For Codex specifically, first identify whether the operator is using Codex through a ChatGPT Free/Plus/Pro, Business, Enterprise, Edu, API, or other workspace path. Official OpenAI Codex help says ChatGPT training data controls apply to whether content processed through Codex may be used to improve OpenAI models when Codex is used with a ChatGPT plan, and that Pro and Plus conversations may be used unless training is disabled. Do not give a Codex user the OpenAI API answer unless they are actually using an API-governed Codex path.

For local Claude Code clients running through mcp_session or runner, check whether the customer is using a consumer, team, enterprise, API, or third-party-platform path. Official Claude Code documentation separately describes consumer versus commercial handling, local transcript storage, telemetry, feedback, and provider-specific defaults.

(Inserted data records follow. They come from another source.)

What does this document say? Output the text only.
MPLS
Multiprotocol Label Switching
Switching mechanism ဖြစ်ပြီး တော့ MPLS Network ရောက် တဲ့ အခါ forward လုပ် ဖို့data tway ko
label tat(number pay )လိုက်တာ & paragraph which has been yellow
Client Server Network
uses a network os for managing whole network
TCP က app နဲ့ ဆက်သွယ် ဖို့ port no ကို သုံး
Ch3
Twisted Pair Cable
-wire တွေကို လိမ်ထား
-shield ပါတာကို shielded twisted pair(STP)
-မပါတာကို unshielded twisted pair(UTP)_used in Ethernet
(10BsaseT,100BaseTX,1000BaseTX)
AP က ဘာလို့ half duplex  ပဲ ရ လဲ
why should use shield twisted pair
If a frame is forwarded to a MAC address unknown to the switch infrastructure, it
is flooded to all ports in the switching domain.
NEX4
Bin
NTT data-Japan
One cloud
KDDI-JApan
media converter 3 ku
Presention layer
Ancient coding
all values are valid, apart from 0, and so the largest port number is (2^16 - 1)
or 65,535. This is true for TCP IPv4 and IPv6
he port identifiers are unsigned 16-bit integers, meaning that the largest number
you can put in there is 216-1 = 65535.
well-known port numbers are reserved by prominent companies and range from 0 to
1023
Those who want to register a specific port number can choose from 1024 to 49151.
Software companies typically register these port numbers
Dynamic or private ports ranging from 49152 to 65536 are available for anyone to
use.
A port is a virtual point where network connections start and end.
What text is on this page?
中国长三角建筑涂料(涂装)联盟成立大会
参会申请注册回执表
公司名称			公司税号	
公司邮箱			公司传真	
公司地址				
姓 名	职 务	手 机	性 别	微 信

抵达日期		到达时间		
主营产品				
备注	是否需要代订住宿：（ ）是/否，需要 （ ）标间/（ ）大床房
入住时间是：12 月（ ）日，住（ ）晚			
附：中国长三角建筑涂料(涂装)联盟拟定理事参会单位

Use those statements only as current provider-doc summaries. Do not convert them into a blanket ROST claim. The correct customer-facing answer is: "Here is the lane, here is what ROST sends, here is which provider account or local client handles it, and here is what to verify in that account before treating the workflow as no-training, zero-retention, HIPAA-ready, or region-bound." If a customer or prospect asks for a DPA, BAA, SOC 2 report, regional processing commitment, customer-managed retention window, staff-access approval workflow, or customer-visible staff-access log, escalate instead of answering from this guide.

Agent response checklist

When asked about AI data handling:

1. Identify the lane: cloud, mcp_session, or runner. 2. Name the specific data classes that can enter the prompt or tool result. 3. Name whether the provider path is platform-managed, tenant BYOK Anthropic, local client/account, or runner-controlled. 4. Warn if the answer depends on provider settings, contract terms, ZDR approval, HIPAA readiness, model choice, endpoint, or third-party tool policy. 5. Escalate contractual, compliance, regional-processing, customer-managed retention, or staff-access-commitment questions instead of answering from this guide. 6. Recommend the smallest safe next step: narrow the tool scope, use a vault ref, redact the input, switch to the approved provider account, or escalate for human/legal review.